Saat aula berguncang hebat, lapisan-lapisan batu, beton, baja, dan tanah yang kokoh di atas mereka tiba-tiba menjadi tembus cahaya. Dalam kejernihan yang tiba-tiba ini, mereka bisa melihat lapisan demi lapisan bangunan di atas!
Sistem drainase, jaringan pipa listrik, sistem pengiriman uap, kereta bawah tanah, dan di baliknya, pegunungan, jalan, gedung, gereja… semuanya milik Frost! Melalui lapisan-lapisan yang padat, ia dapat melihat Frost sebagaimana adanya. Ia melihat sebuah kota yang diselimuti kabut tebal, dikepung oleh monster-monster yang tak terhitung jumlahnya yang melancarkan serangan tanpa henti dari balik kabut tersebut. Para penjaga dan pembela kota terkunci dalam pertempuran sengit melawan monster-monster yang menyerbu, kegelapan yang nyata merayapi kota, dan ketakutan menyebar di setiap sudut dan celah…

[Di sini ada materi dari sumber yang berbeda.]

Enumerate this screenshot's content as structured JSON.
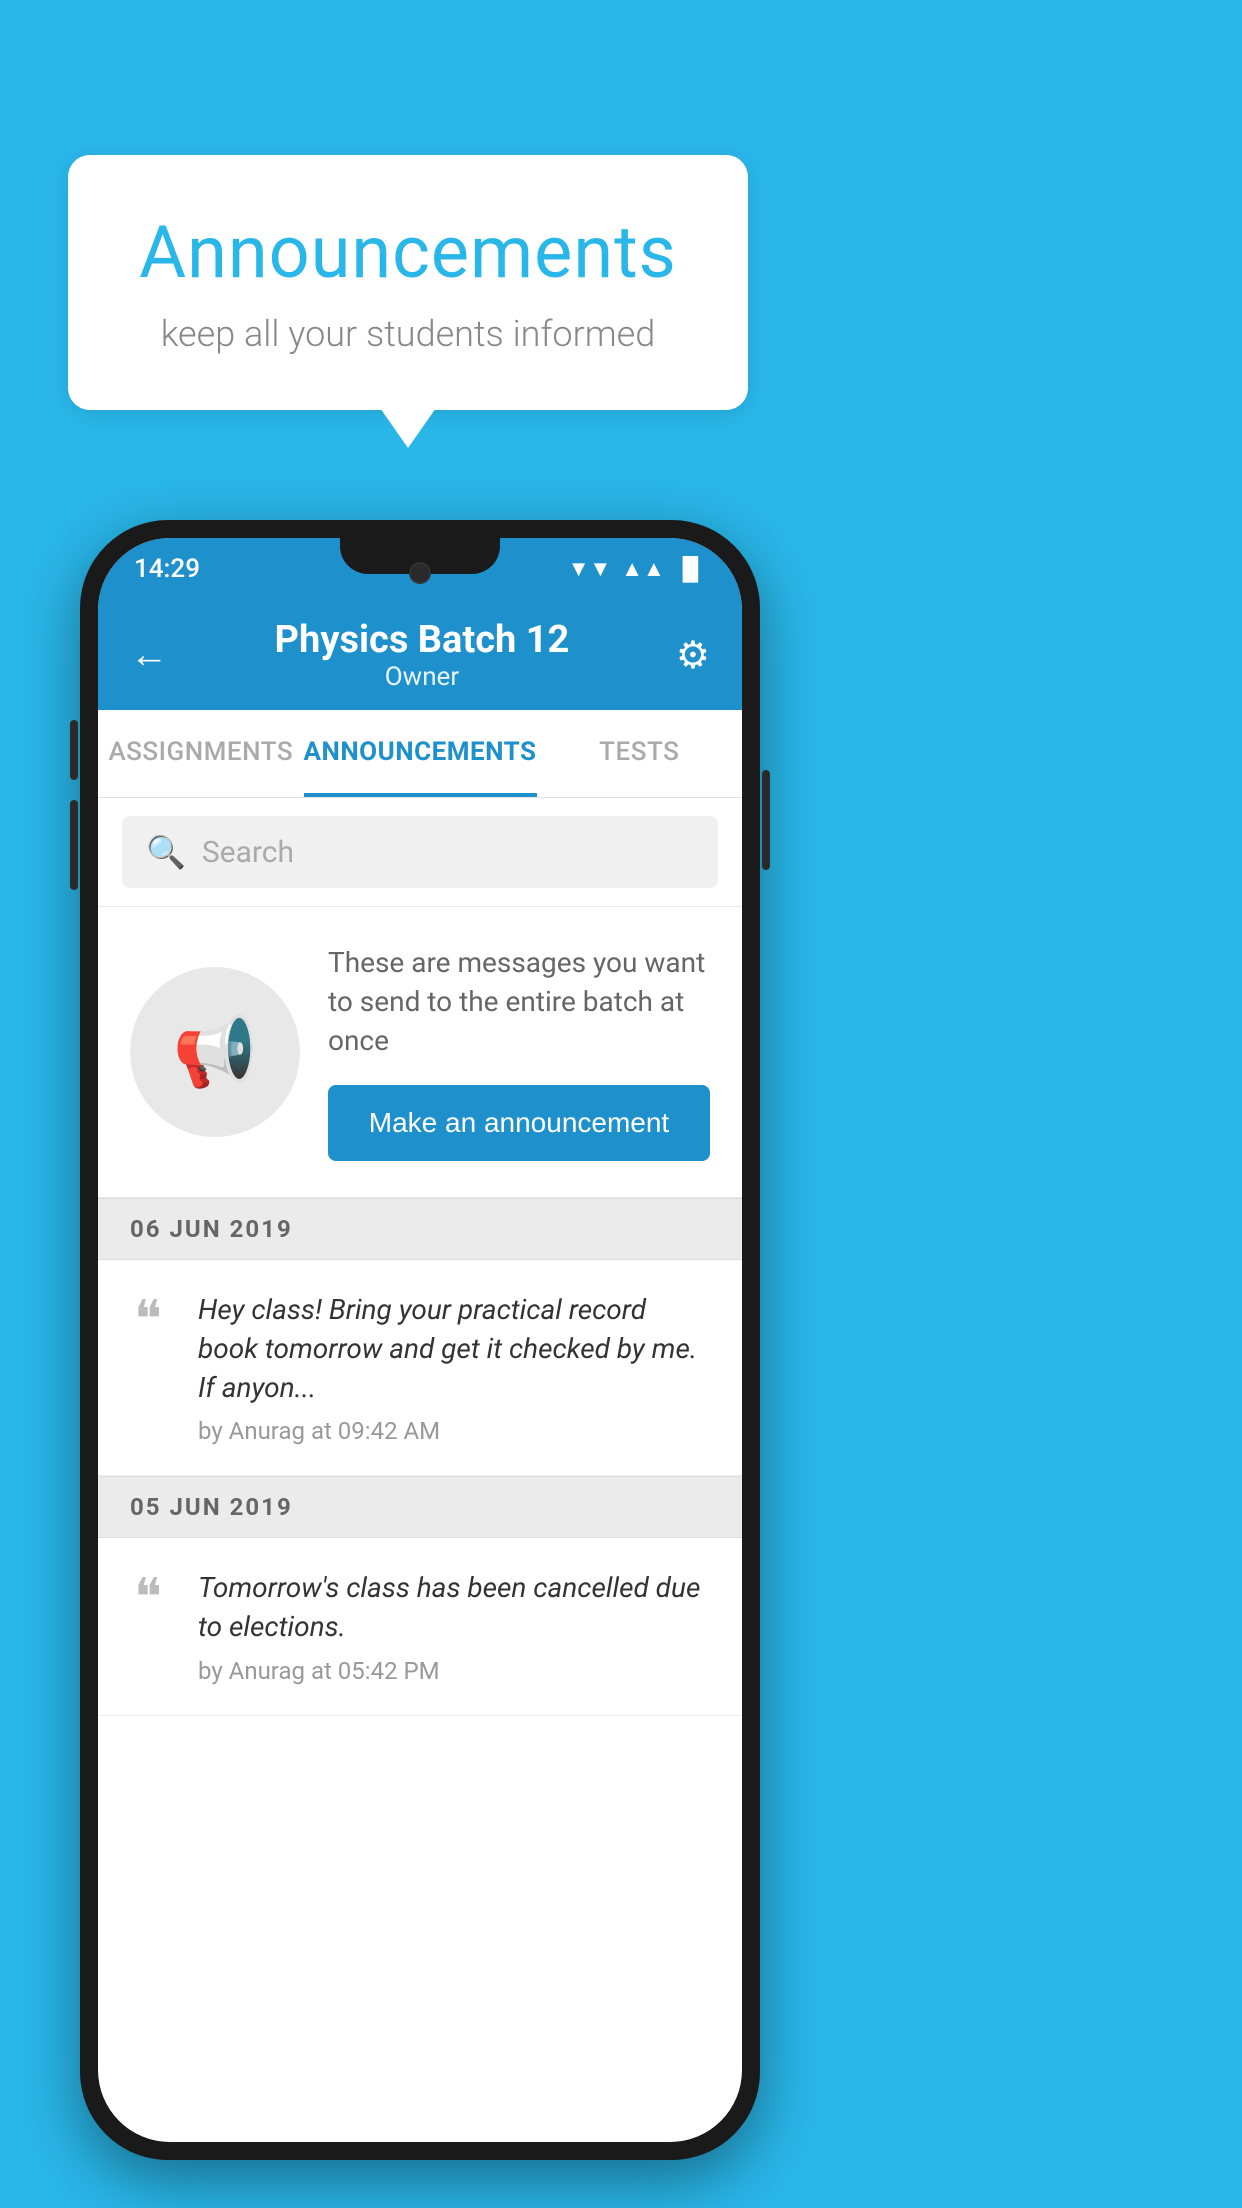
{
  "background_color": "#29b6e8",
  "speech_bubble": {
    "title": "Announcements",
    "subtitle": "keep all your students informed"
  },
  "phone": {
    "status_bar": {
      "time": "14:29",
      "wifi_icon": "▼",
      "signal_icon": "▲",
      "battery_icon": "▐"
    },
    "app_bar": {
      "back_label": "←",
      "title": "Physics Batch 12",
      "subtitle": "Owner",
      "settings_icon": "⚙"
    },
    "tabs": [
      {
        "label": "ASSIGNMENTS",
        "active": false
      },
      {
        "label": "ANNOUNCEMENTS",
        "active": true
      },
      {
        "label": "TESTS",
        "active": false
      }
    ],
    "search": {
      "placeholder": "Search"
    },
    "promo": {
      "text": "These are messages you want to send to the entire batch at once",
      "button_label": "Make an announcement"
    },
    "date_groups": [
      {
        "date": "06  JUN  2019",
        "announcements": [
          {
            "text": "Hey class! Bring your practical record book tomorrow and get it checked by me. If anyon...",
            "meta": "by Anurag at 09:42 AM"
          }
        ]
      },
      {
        "date": "05  JUN  2019",
        "announcements": [
          {
            "text": "Tomorrow's class has been cancelled due to elections.",
            "meta": "by Anurag at 05:42 PM"
          }
        ]
      }
    ]
  }
}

“Oh… kurasa kita sedang dalam masalah besar…” Anomaly 077, seperti yang lainnya, menatap ke atas sejenak sebelum bergumam, “Atau mungkin orang-orang di atas sanalah yang benar-benar dalam bahaya…”
Setelah kembali tenang, Lawrence menyadari betul besarnya bencana yang akan datang. Meskipun para pemuja telah dibasmi, ritual pengorbanan terakhir mereka telah berhasil. Kota cermin ini telah memperoleh kehidupannya sendiri dan terus melaju, mengikuti “cetak biru” yang tak diketahui. Jika hal ini terus berlanjut, kota Frost di dunia nyata niscaya akan runtuh!
“Tidak adakah cara untuk menghentikan ini?!” Matanya melebar putus asa saat dia segera berbalik ke arah Agatha, “Kita akan segera bertemu dengan dunia nyata!”
Sebagai tanggapan, Agatha hanya memutar kepalanya dan menatap tajam ke arah Lawrence.
Ia tetap diam, namun suara penuh wibawa yang tenang bergema langsung di benak Lawrence: “Tetaplah tenang. Ini hanyalah sebagian dari solusinya.”
Terkejut sesaat, Lawrence segera mengenali sumber komunikasi mental itu. Otot-ototnya menegang dengan jelas: “Ca… Kapten!”
“Santailah dan bersiaplah untuk apa yang ada di depan.”
Dengan ekspresi bingung, Lawrence hanya bisa menatap.
Sementara itu, di dunia nyata, deru meriam yang tak henti-hentinya bergema di Laut Tanpa Batas saat pasukan angkatan laut Frost dan Armada Kabut yang masih hidup dengan gagah berani mencoba menangkis “hantu” yang terus muncul dari kabut.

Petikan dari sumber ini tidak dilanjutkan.